Noise canceling unit that removes only the voice command by removing noise from the voice input with the noise,

A voice recognition unit recognizing a wavelength of the voice command and searching for a matched command by comparing with a syllable waveform of a pre-stored command, and

A serial communication unit for converting the searched command into a code that can be interpreted by a karaoke machine, and transmitting the converted code to the karaoke machine using a port through which a remote control of the karaoke machine communicates with the karaoke machine.
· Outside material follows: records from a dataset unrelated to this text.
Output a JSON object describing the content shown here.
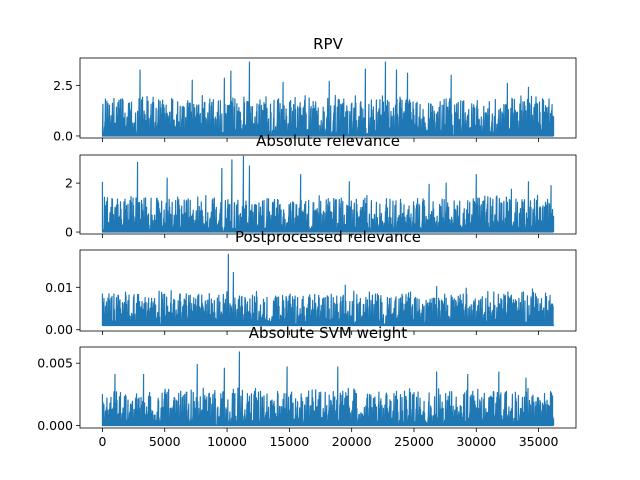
{
  "chart_data": [
    {
      "type": "line",
      "title": "RPV",
      "xlim": [
        -1800,
        38000
      ],
      "ylim": [
        -0.1,
        3.85
      ],
      "yticks": [
        0.0,
        2.5
      ],
      "ytick_labels": [
        "0.0",
        "2.5"
      ],
      "xticks": [
        0,
        5000,
        10000,
        15000,
        20000,
        25000,
        30000,
        35000
      ],
      "xtick_labels": [],
      "color": "#1f77b4",
      "x_range": [
        0,
        36200
      ],
      "baseline": 0.0,
      "typical_peak": 1.6,
      "peaks": [
        [
          3000,
          3.25
        ],
        [
          7200,
          2.75
        ],
        [
          9800,
          2.85
        ],
        [
          10300,
          3.2
        ],
        [
          11800,
          3.65
        ],
        [
          14500,
          2.65
        ],
        [
          18200,
          2.7
        ],
        [
          21100,
          3.3
        ],
        [
          22700,
          3.65
        ],
        [
          23600,
          3.25
        ],
        [
          24500,
          3.1
        ],
        [
          28000,
          3.0
        ],
        [
          32500,
          2.6
        ],
        [
          34200,
          2.4
        ]
      ]
    },
    {
      "type": "line",
      "title": "Absolute relevance",
      "xlim": [
        -1800,
        38000
      ],
      "ylim": [
        -0.08,
        3.15
      ],
      "yticks": [
        0,
        2
      ],
      "ytick_labels": [
        "0",
        "2"
      ],
      "xticks": [
        0,
        5000,
        10000,
        15000,
        20000,
        25000,
        30000,
        35000
      ],
      "xtick_labels": [],
      "color": "#1f77b4",
      "x_range": [
        0,
        36200
      ],
      "baseline": 0.0,
      "typical_peak": 1.2,
      "peaks": [
        [
          0,
          2.05
        ],
        [
          2800,
          2.85
        ],
        [
          5200,
          2.2
        ],
        [
          9600,
          2.6
        ],
        [
          10400,
          2.95
        ],
        [
          11300,
          3.1
        ],
        [
          11800,
          2.7
        ],
        [
          15900,
          2.35
        ],
        [
          19800,
          2.05
        ],
        [
          26200,
          1.95
        ],
        [
          27600,
          2.0
        ],
        [
          30000,
          2.35
        ],
        [
          32800,
          1.75
        ],
        [
          34200,
          2.05
        ],
        [
          36000,
          1.9
        ]
      ]
    },
    {
      "type": "line",
      "title": "Postprocessed relevance",
      "xlim": [
        -1800,
        38000
      ],
      "ylim": [
        -0.0003,
        0.0188
      ],
      "yticks": [
        0.0,
        0.01
      ],
      "ytick_labels": [
        "0.00",
        "0.01"
      ],
      "xticks": [
        0,
        5000,
        10000,
        15000,
        20000,
        25000,
        30000,
        35000
      ],
      "xtick_labels": [],
      "color": "#1f77b4",
      "x_range": [
        0,
        36200
      ],
      "baseline": 0.001,
      "typical_peak": 0.0075,
      "peaks": [
        [
          0,
          0.0085
        ],
        [
          5500,
          0.0092
        ],
        [
          10100,
          0.0178
        ],
        [
          10500,
          0.0135
        ],
        [
          19500,
          0.0105
        ],
        [
          26800,
          0.0102
        ],
        [
          29200,
          0.0098
        ],
        [
          34500,
          0.0096
        ]
      ]
    },
    {
      "type": "line",
      "title": "Absolute SVM weight",
      "xlim": [
        -1800,
        38000
      ],
      "ylim": [
        -0.0002,
        0.0063
      ],
      "yticks": [
        0.0,
        0.005
      ],
      "ytick_labels": [
        "0.000",
        "0.005"
      ],
      "xticks": [
        0,
        5000,
        10000,
        15000,
        20000,
        25000,
        30000,
        35000
      ],
      "xtick_labels": [
        "0",
        "5000",
        "10000",
        "15000",
        "20000",
        "25000",
        "30000",
        "35000"
      ],
      "color": "#1f77b4",
      "x_range": [
        0,
        36200
      ],
      "baseline": 0.0,
      "typical_peak": 0.0024,
      "peaks": [
        [
          1000,
          0.0041
        ],
        [
          3300,
          0.0041
        ],
        [
          7600,
          0.0049
        ],
        [
          9800,
          0.0046
        ],
        [
          11000,
          0.0059
        ],
        [
          14800,
          0.0047
        ],
        [
          18900,
          0.0047
        ],
        [
          26800,
          0.0043
        ],
        [
          29300,
          0.0041
        ],
        [
          31800,
          0.0043
        ],
        [
          34000,
          0.0038
        ]
      ]
    }
  ]
}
Speech recognition system for karaoke machine comprising a.

The method of claim 1,

The noise removing unit

A band pass filter that filters out noise outside the human voice bandwidth,

An analog-digital converter for converting the filtered voice signal into a digital signal, and

Digital signal processing unit for removing noise in the voice bandwidth of the person from the digital signal

Speech recognition system for karaoke machine comprising a.

The method of claim 1,

The serial communication unit converts the retrieved command into a code used when the remote control commands the karaoke machine, and transmits the converted code to the karaoke machine using an RS232C serial communication port or an IR (infrared) port. Speech recognition system for karaoke machines.

The method of claim 1,

And a database for storing syllable waveforms of the commands in advance.

A first step of removing noise from a voice input command by the user,

A second step of recognizing the voice command from which the noise is removed and searching for a corresponding command;

A third step of converting the searched command into a code that can be interpreted by a karaoke machine, and

A fourth step of transmitting the converted code to the karaoke machine using a port through which the remote control of the karaoke machine communicates with the karaoke machine;

Speech recognition method for a karaoke machine comprising a.

The method of claim 5,

The first step is

Extracting only an area corresponding to a voice bandwidth of a person from the voice input command;

Converting the voice command of the extracted region into a digital signal, and

Removing noise included in the voice bandwidth of the person from the converted digital signal

Speech recognition method for a karaoke machine comprising a.

The method of claim 5,

The second step is to recognize the wavelength of the voice command to compare the syllable waveforms of the pre-stored syllable waveforms and extract the matching command voice recognition method for a karaoke machine.

The method of claim 5,

The third step is a voice recognition method for a karaoke machine to convert the searched command to a code used when the remote control commands to the karaoke machine.

The method of claim 5,

In the fourth step, the converted code is transmitted to the karaoke machine using an RS232C serial communication port or an IR (infrared) port.